Gli Alla Bua nascono dalle esperienze più tradizionali della cultura musicale salentina. Si sono formati inizialmente tra le ronde della storica festa di San Rocco a Torrepaduli, nelle notti itineranti del canto pasquale di Santu Lazzaru, nelle tipiche feste delle curti fatte di vino, voci spiegate e incessabili tamburelli. Tra questi suoni si sono uniti i sei componenti del gruppo, provenienti da vari paesi del Salento (Casarano, Torrepaduli, Collepasso, Cavallino fino alla grica Sternatia), con la comune coscienza di sentire propria l’eredità della musica popolare, appresa direttamente nelle proprie case e con la grande passione di suonarla, tramandarla e divulgarla.

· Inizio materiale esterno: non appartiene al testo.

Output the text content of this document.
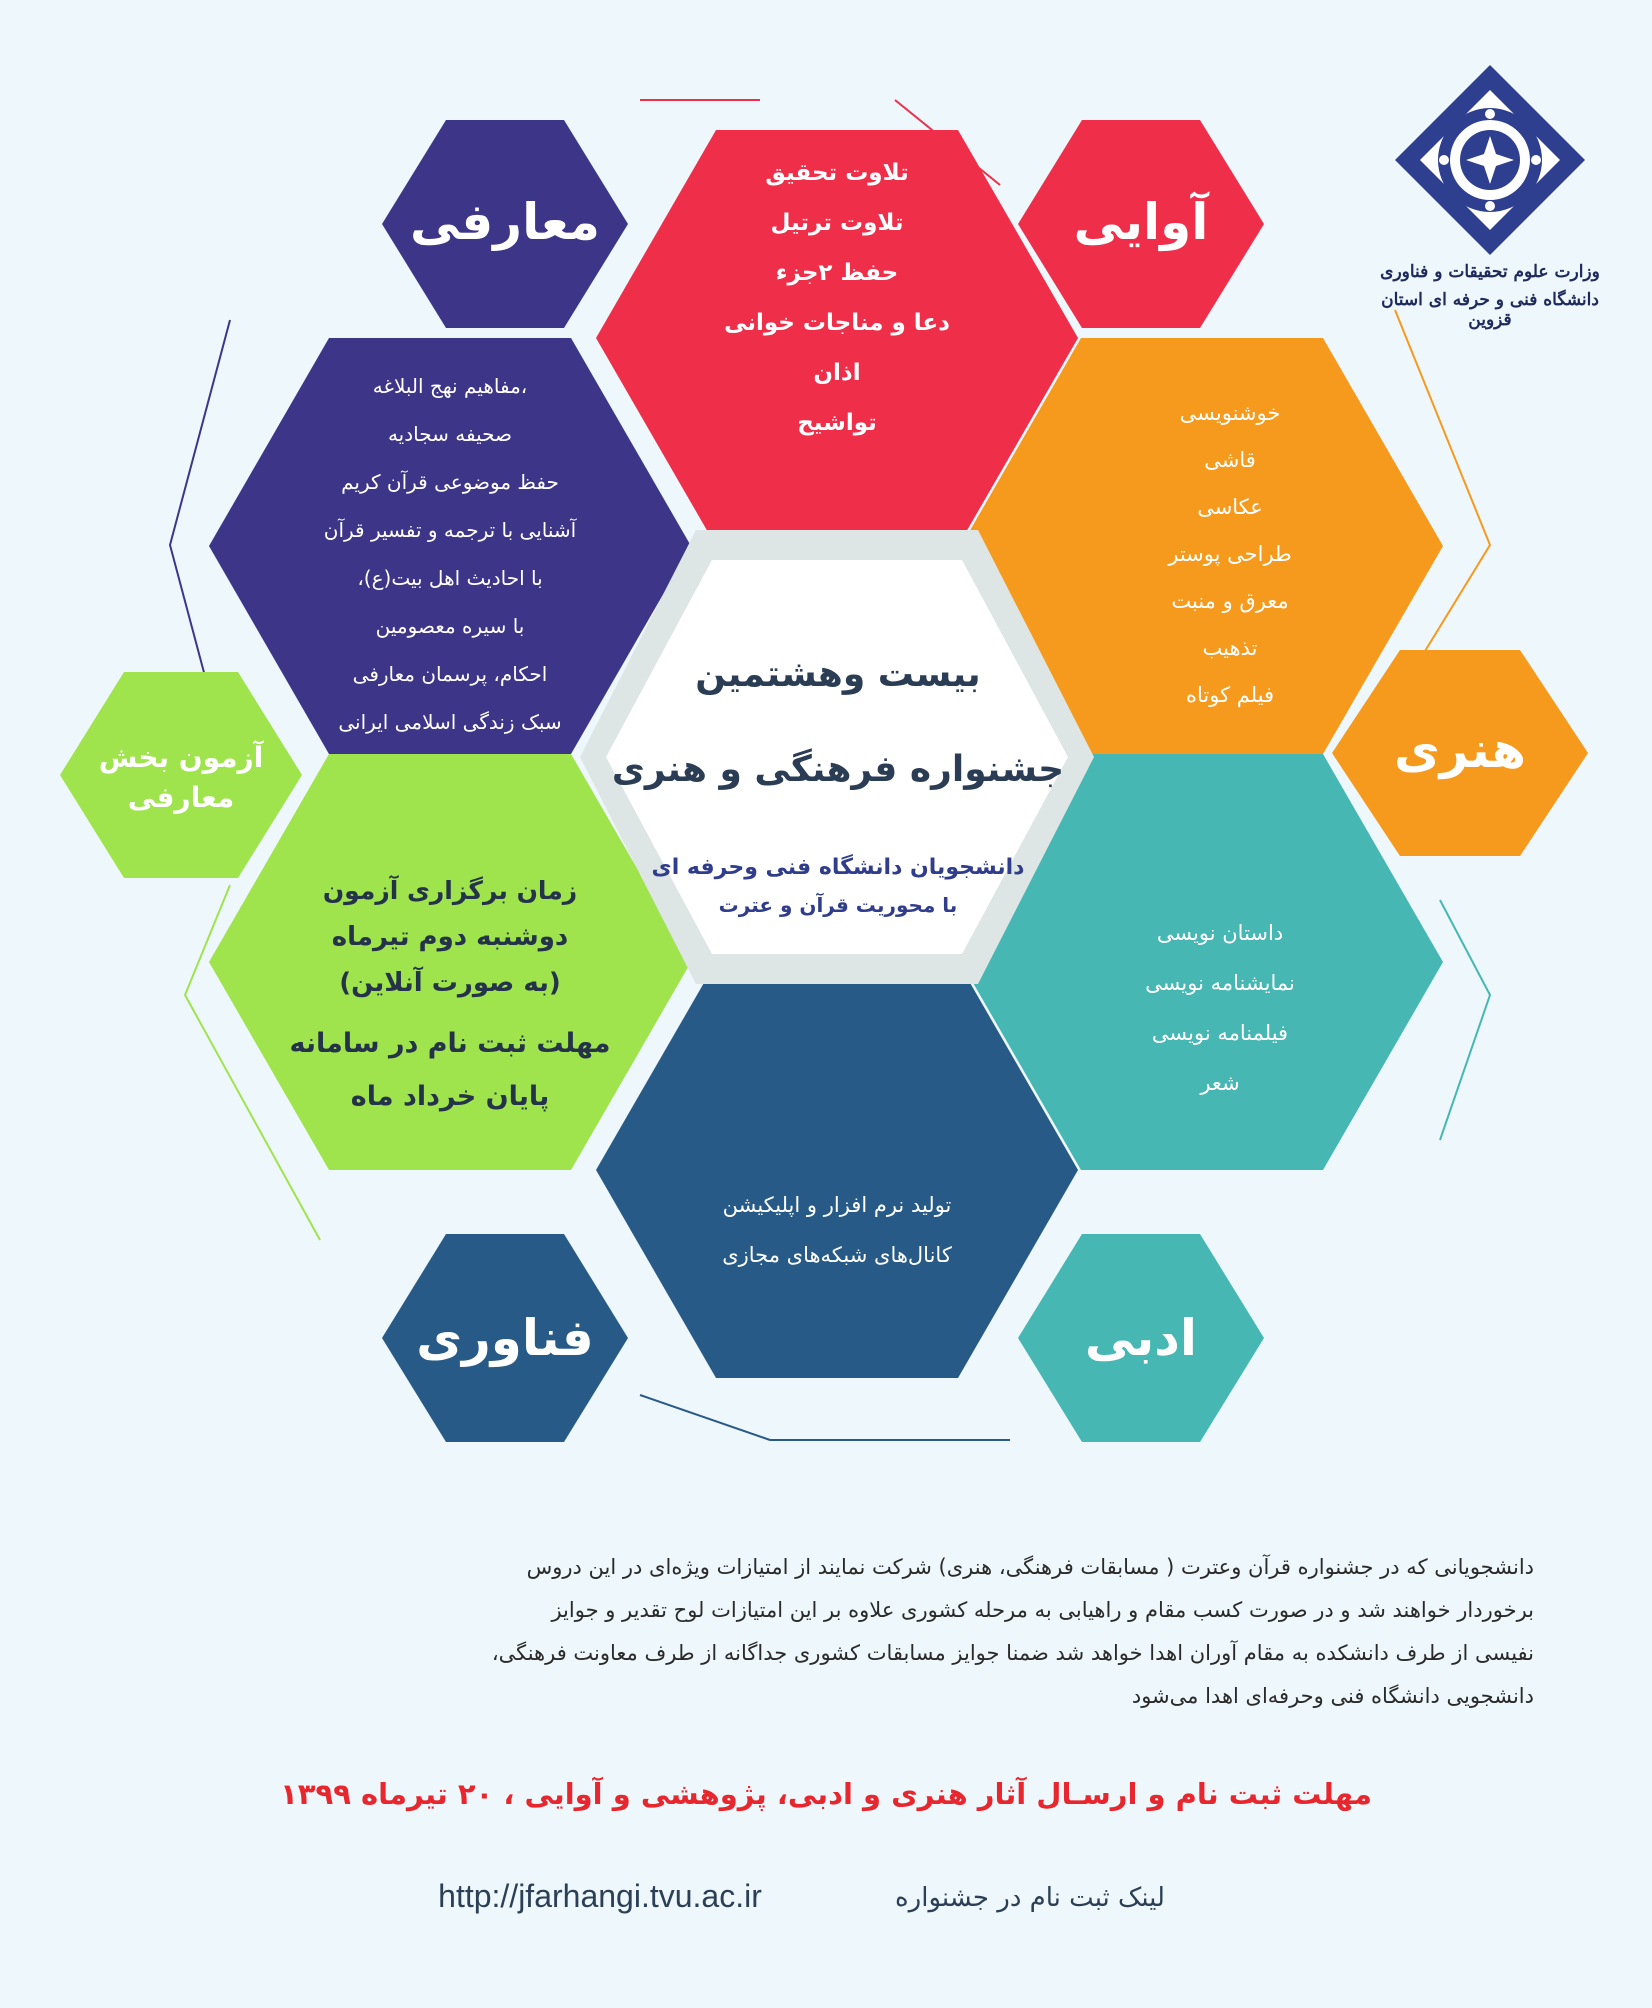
وزارت علوم تحقیقات و فناوری
دانشگاه فنی و حرفه ای استان قزوین
معارفی	آوایی
هنری
ادبی
فناوری
آزمون بخش
معارفی
تلاوت تحقیق
تلاوت ترتیل
حفظ ۲جزء
دعا و مناجات خوانی
اذان
تواشیح
،مفاهیم نهج البلاغه
صحیفه سجادیه
حفظ موضوعی قرآن کریم
آشنایی با ترجمه و تفسیر قرآن
با احادیث اهل بیت(ع)،
با سیره معصومین
احکام، پرسمان معارفی
سبک زندگی اسلامی ایرانی
خوشنویسی
قاشی
عکاسی
طراحی پوستر
معرق و منبت
تذهیب
فیلم کوتاه
داستان نویسی
نمایشنامه نویسی
فیلمنامه نویسی
شعر
تولید نرم افزار و اپلیکیشن
کانال‌های شبکه‌های مجازی
زمان برگزاری آزمون
دوشنبه دوم تیرماه
(به صورت آنلاین)
مهلت ثبت نام در سامانه
پایان خرداد ماه
بیست وهشتمین
جشنواره فرهنگی و هنری
دانشجویان دانشگاه فنی وحرفه ای
با محوریت قرآن و عترت
دانشجویانی که در جشنواره قرآن وعترت ( مسابقات فرهنگی، هنری) شرکت نمایند از امتیازات ویژه‌ای در این دروس
برخوردار خواهند شد و در صورت کسب مقام و راهیابی به مرحله کشوری علاوه بر این امتیازات لوح تقدیر و جوایز
نفیسی از طرف دانشکده به مقام آوران اهدا خواهد شد ضمنا جوایز مسابقات کشوری جداگانه از طرف معاونت فرهنگی،
دانشجویی دانشگاه فنی وحرفه‌ای اهدا می‌شود
مهلت ثبت نام و ارسـال آثار هنری و ادبی، پژوهشی و آوایی ، ۲۰ تیرماه ۱۳۹۹
لینک ثبت نام در جشنواره
http://jfarhangi.tvu.ac.ir
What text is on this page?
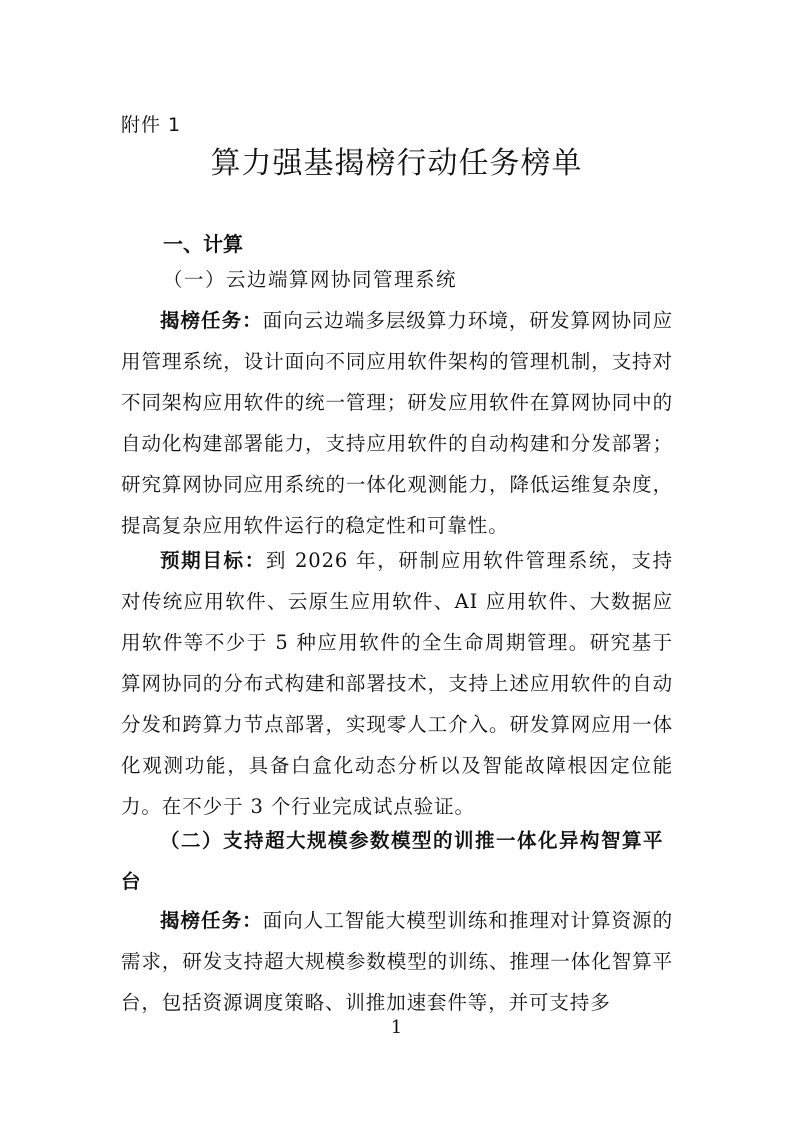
附件 1
算力强基揭榜行动任务榜单
一、计算
（一）云边端算网协同管理系统

揭榜任务：面向云边端多层级算力环境，研发算网协同应用管理系统，设计面向不同应用软件架构的管理机制，支持对不同架构应用软件的统一管理；研发应用软件在算网协同中的自动化构建部署能力，支持应用软件的自动构建和分发部署；研究算网协同应用系统的一体化观测能力，降低运维复杂度，提高复杂应用软件运行的稳定性和可靠性。

预期目标：到 2026 年，研制应用软件管理系统，支持对传统应用软件、云原生应用软件、AI 应用软件、大数据应用软件等不少于 5 种应用软件的全生命周期管理。研究基于算网协同的分布式构建和部署技术，支持上述应用软件的自动分发和跨算力节点部署，实现零人工介入。研发算网应用一体化观测功能，具备白盒化动态分析以及智能故障根因定位能力。在不少于 3 个行业完成试点验证。

（二）支持超大规模参数模型的训推一体化异构智算平台

揭榜任务：面向人工智能大模型训练和推理对计算资源的需求，研发支持超大规模参数模型的训练、推理一体化智算平台，包括资源调度策略、训推加速套件等，并可支持多

1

Alla Bua era una locuzione utilizzata dagli anziani del Sud Salento (nelle osterie di Alliste e dintorni) per accompagnare i canti di lavoro o d’amore. Parola ripetuta insistentemente, come fosse un mantra, costituiva una sorta di bordone e dunque di sostegno alla voce principale. Il significato etimologico sembrerebbe provenire dalla lingua grica (dialetto antico tutt'oggi parlato nella zona del Salento detta Grecìa, circoscritta ad una decina di comuni e stranamente ben distante da Alliste). Alla Bua starebbe dunque per altra via, altra cura, altra malattia, medicina alternativa.
E’ in questo concetto che si concretizzano lo spirito e il suono del gruppo. La cura dai mali del passato, quelli provocati dal morso velenoso della leggendaria taranta, i mali di una società stremata dalle difficoltà e dalla povertà che diviene oggi, similmente, una cura contro la frenesia e la piattezza della società moderna. Una cura dunque che ieri come oggi avviene a suon di pizzica pizzica, danza forte, calda e liberatoria.